Sevilla was one of the estimated 15-hundred students the Utica BOCES site sees each year. Among those students, about 300 will sit for the GED exam. 95 percent will pass.

Although the father of two had a steep uphill battle, Sevilla sat and took the GED's, passing them and receiving his honors.

Joelle Taylor, Senior Coordinator of Literacy Programs for the site, remembers the day Jean Carlos Sevilla heard the news. She was the one that told him.

"I said, 'You passed the GED,'" Taylor said. "And he looked at me, and he literally bent over with his hands on his knees and went right down. He came back up and the tears were pouring down his face. And so, guess what? So were mine at that point. His significant other handed him the phone and told him to call his mother. It was like he won the lottery."

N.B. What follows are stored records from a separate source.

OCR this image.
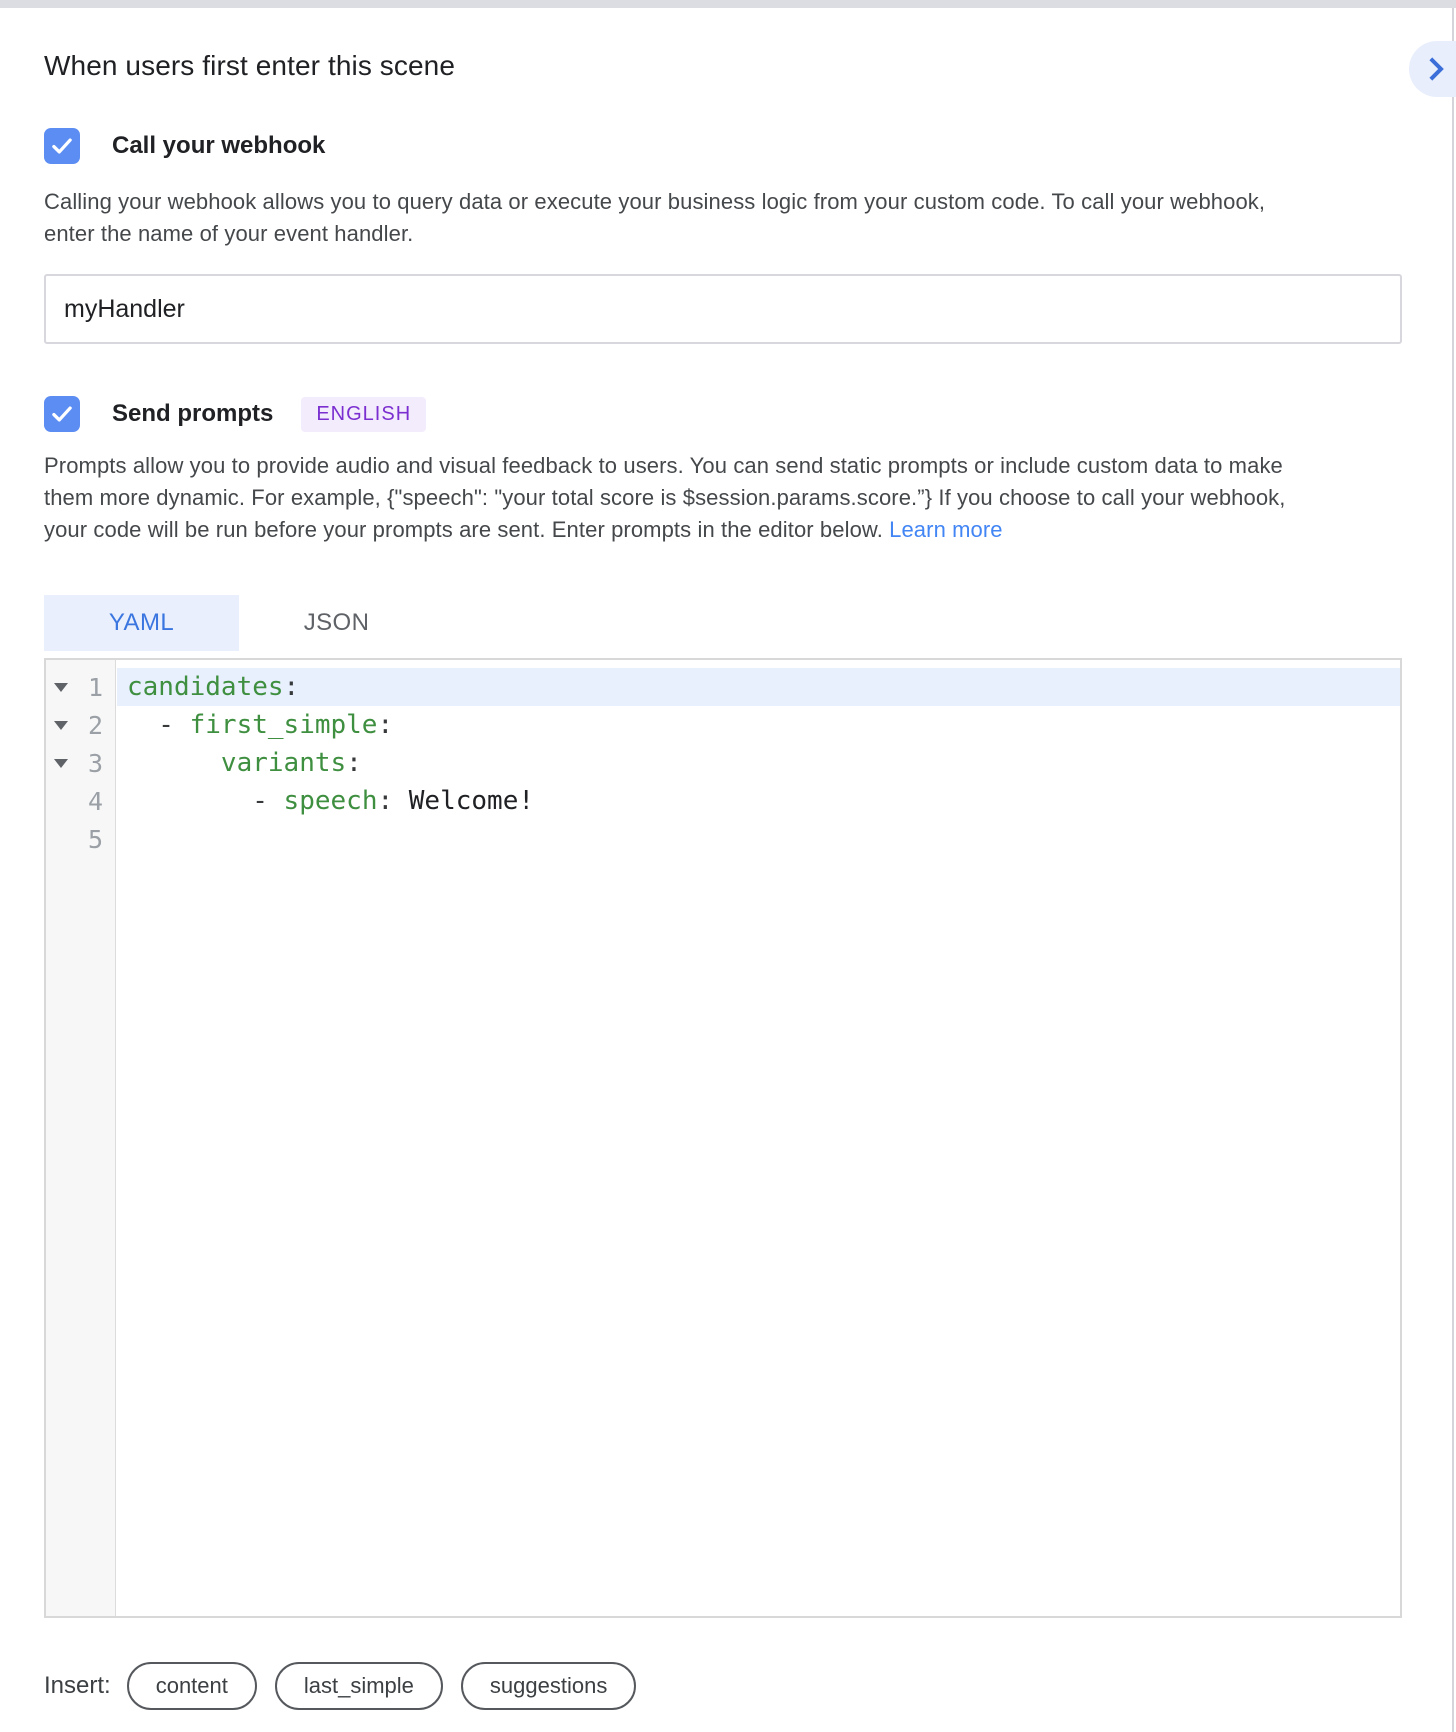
When users first enter this scene
Call your webhook
Calling your webhook allows you to query data or execute your business logic from your custom code. To call your webhook,
enter the name of your event handler.
myHandler
Send prompts	ENGLISH
Prompts allow you to provide audio and visual feedback to users. You can send static prompts or include custom data to make
them more dynamic. For example, {"speech": "your total score is $session.params.score.”} If you choose to call your webhook,
your code will be run before your prompts are sent. Enter prompts in the editor below. Learn more
YAML	JSON
1
2
3
4
5
candidates:
- first_simple:
variants:
- speech: Welcome!
Insert:	content	last_simple	suggestions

For many students who earn their GED, the feeling is euphoric. Previously closed doors open, providing graduates with job and education opportunities, or for some, like the 82 year-old woman who completed the program, a sense of accomplishment.

But, for Sevilla, the success hasn't stopped there. He went on to apply for, and get, a full-time position at Wal-Mart, serve as a committee member for the Oneida County Democratic Party in Utica and be selected as a speaker for the Literacy Coalition of Oneida County.

Adult Education instructor, Denise Gregory, remembers helping him prepare for his job interview with the retailer.

"He's 22 years old, he obviously doesn't have suits, he doesn't have the kind of clothes for an interview," Gregory said. "Joelle and everyone put together a piece here and a piece there and sent this young man off to an interview... off he went with his little sport jacket, and he was just thrilled with when he had gone through all the interviews and got the job."

Sevilla has plans to continue his success by taking business management classes at the Utica School of Commerce.

But, for now, Andereck just wants to focus on the upcoming award celebration in Albany, where Sevilla will be honored for his hard work.

"For me, that will be the culmination to this whole journey that we've been on," Andereck said." It's not the culmination though, because I know his future is nothing but bright, so there will be more to follow."

The American Dream has found a home in Utica.